Monday, March 05, 2007
A favourite hangout for the coffee loving expat community in BXL. The Mediterranean extraction, all Abraham's children, are naturally overrepresented as are the Balkans. I am there all the time. There are several pics on this blog to back this statement. It used to have a smoky side that now disappeared thanks to the new Belgian law banning smoking completely in places where food is served. Thus images like this one are more frequent.
Wednesday, January 03, 2007
Unter den Linden at midnight. It is the only place to be in Berlin on the new year's eve! Germany takes over the presidency of the EU. Romania and Bulgaria join the Union ... Fire flows from ontop of the Brandenburg Gate and te fireworks lit the sky.

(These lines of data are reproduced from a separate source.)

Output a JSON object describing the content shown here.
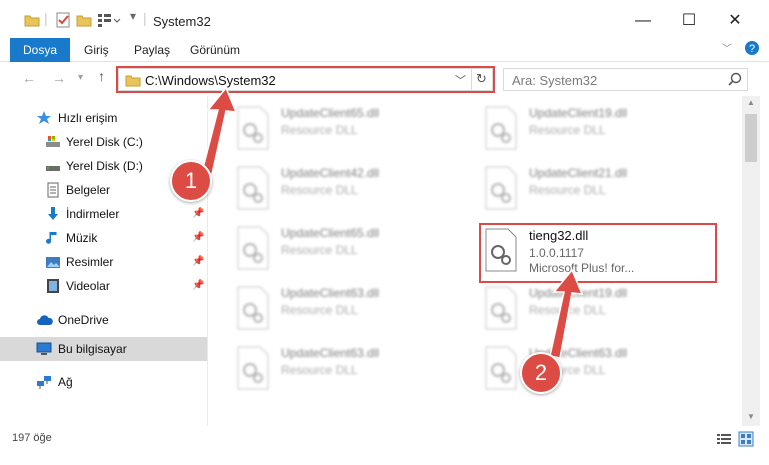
{
  "window": {
    "title": "System32"
  },
  "ribbon": {
    "tabs": [
      "Dosya",
      "Giriş",
      "Paylaş",
      "Görünüm"
    ]
  },
  "address": {
    "path": "C:\\Windows\\System32"
  },
  "search": {
    "placeholder": "Ara: System32"
  },
  "sidebar": {
    "items": [
      {
        "label": "Hızlı erişim"
      },
      {
        "label": "Yerel Disk (C:)"
      },
      {
        "label": "Yerel Disk (D:)"
      },
      {
        "label": "Belgeler"
      },
      {
        "label": "İndirmeler"
      },
      {
        "label": "Müzik"
      },
      {
        "label": "Resimler"
      },
      {
        "label": "Videolar"
      },
      {
        "label": "OneDrive"
      },
      {
        "label": "Bu bilgisayar"
      },
      {
        "label": "Ağ"
      }
    ]
  },
  "files": {
    "left": [
      {
        "name": "UpdateClient65.dll",
        "type": "Resource DLL"
      },
      {
        "name": "UpdateClient42.dll",
        "type": "Resource DLL"
      },
      {
        "name": "UpdateClient65.dll",
        "type": "Resource DLL"
      },
      {
        "name": "UpdateClient63.dll",
        "type": "Resource DLL"
      },
      {
        "name": "UpdateClient63.dll",
        "type": "Resource DLL"
      }
    ],
    "right": [
      {
        "name": "UpdateClient19.dll",
        "type": "Resource DLL"
      },
      {
        "name": "UpdateClient21.dll",
        "type": "Resource DLL"
      },
      {
        "name": "tieng32.dll",
        "version": "1.0.0.1117",
        "company": "Microsoft Plus! for..."
      },
      {
        "name": "UpdateClient19.dll",
        "type": "Resource DLL"
      },
      {
        "name": "UpdateClient63.dll",
        "type": "Resource DLL"
      }
    ]
  },
  "status": {
    "count": "197 öğe"
  },
  "annotations": {
    "step1": "1",
    "step2": "2"
  },
  "colors": {
    "accent": "#1979ca",
    "highlight": "#d94a4a",
    "badge": "#dd4c44"
  }
}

In the 90's it used to be a famous squat. Artists mostly lived there but also the usual floatsome that they breed. Drugs alcohol and sex abounded. It was seedy, dangerous and dirty but alive. Today is a cheesy, dirty and touristy bar, cinema and artists' den. Dirt seams to be the mainstay and the apparent eternal nature of the building itself, It is huge! Those of us that are more familiar with the remnants of communism and the attitude it left behind perfectly understand the concept. Equally I understand the attraction of the place to western tourists and teenagers but for me it is just a pathetic reminder of things we left behind. All this veneration of fake socializmus is boring. There is by the way an incredible number of pro communism signs in Berlin. Trust me they have nothing to do with leftism but everything with the superficiality of packed ideas and ready made slogans. There are comparatively fewer signs denouncing Nazism. I hate that people forget the issues that were really at stake in divided Berlin. Clichés instead of ideas and slogans instead of books and articles. It is of course easier to be" radical" in Berlin by putting up a flag and a silly slogan on the destructiveness of capitalism instead of actually doing something or voting as a matter of fact. But then again ... all this maintains an aura that diminished once Berlin was united and stopped representing the free world facing dictatorship.